Three area hospitals will have to pay hundreds of thousands of dollars in penalties for having too many Medicare patients return to the hospital within a month of being discharged.
The penalties, part of the federal Affordable Care Act, are designed to encourage hospitals to reduce readmissions, which cost taxpayers an estimated $17 billion a year.
Community Regional Medical Center in Fresno expects to lose the most, $500,000 to $1 million. Tulare Regional Medical Center could be penalized about $106,000, and Coalinga Regional Medical Center about $16,000.
The Tulare and Coalinga hospitals were slapped with the maximum 1% penalty of their Medicare reimbursement, and Fresno's was .85%. A hospital's penalty is based on readmissions within 30 days of discharge for Medicare patients who had been treated for heart attack, heart failure or pneumonia.
Four hospitals in the Valley -- Clovis Community Medical Center, Fresno Surgical Hospital, Kaiser Permanente-Fresno and Corcoran District Hospital -- face no penalty.
According to a Kaiser Health News analysis, safety-net hospitals -- those that care for low-income patients -- are more vulnerable to the penalties. The analysis found 76% of those hospitals will lose Medicare funds compared to 55% of hospitals treating few poor patients.
Valley hospital executives say those that serve the poor are getting clobbered the hardest.

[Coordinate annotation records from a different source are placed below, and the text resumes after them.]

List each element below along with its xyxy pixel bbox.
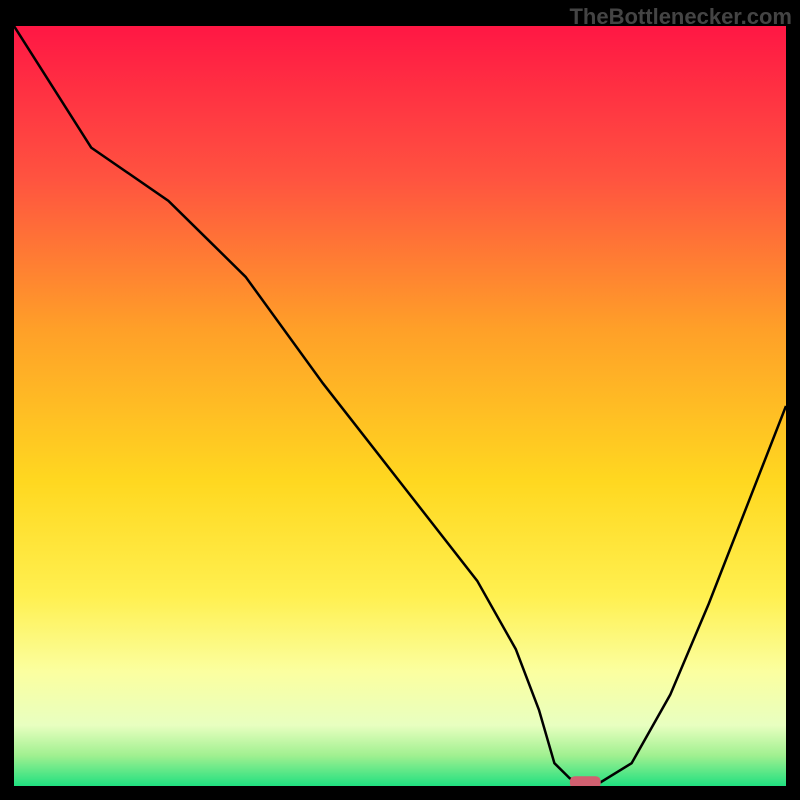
- watermark-text: TheBottleneсker.com: [569, 4, 792, 30]
- chart-background: [14, 26, 786, 786]
- chart-area: [14, 26, 786, 786]
- chart-container: TheBottleneсker.com: [0, 0, 800, 800]
- chart-svg: [14, 26, 786, 786]
- optimal-marker: [570, 776, 601, 786]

Community Regional in downtown Fresno has a contract with Fresno County to provide care to indigents, and it sees a disproportionate share of low-income patients. Its sister hospital in Clovis has more patients with private insurance.
"It's vastly different for a safety-net hospital like the downtown facility than for a hospital like Clovis," said Dr. Thomas Utecht, chief quality officer for Community Medical Centers, which operates both Community Regional and Clovis Community.
"A lot of this has to do with the socioeconomic status and the health-care status and the ability to get outpatient care for the patients at the different facilities."
There are factors once a patient is discharged that hospitals have no control over. Patients might not have the money to fill prescriptions. They might be unable to make follow-up appointments because they don't have a primary-care physician or transportation, hospital executives said.
Said Utecht, "If the penalty is to take the resources away (that) we can use to combat the problem, I'm not sure that goes to helping fix the problem."
Cutting into revenues
Coalinga is challenging the penalty, said hospital Administrator Sharon Spurgeon, calling any kind of reimbursement cut "a significant problem for us." She expects to have an answer within 60 days.
Coalinga and Tulare are among 278 hospitals nationally to receive the maximum penalty, according to the analysis by Kaiser Health News, an independent program of the nonprofit Kaiser Family Foundation. Another 1,933 hospitals got smaller penalties.
The penalties, which kick in Oct. 1, are based on Medicare and Medicaid readmission data from 2008 to 2011.
The federal government should receive about $280 million in penalties nationwide in the first year, according to the analysis. The maximum penalty increases to 2% in 2014 and 3% in 2015.
"Medicare has to bring down health-care costs," said Carol Furgal, a Tulare Regional Medical Center vice president, "so we'll work with what they say and we'll put our patients as our primary concern and do what's right for them."
But the penalties just add to a cut in revenue, said Jan Emerson-Shea, vice president at the California Hospital Association. Reimbursement rates from Medicare currently fail to cover the costs of care, she said. California hospitals lose $3.5 million annually in providing the care, she said.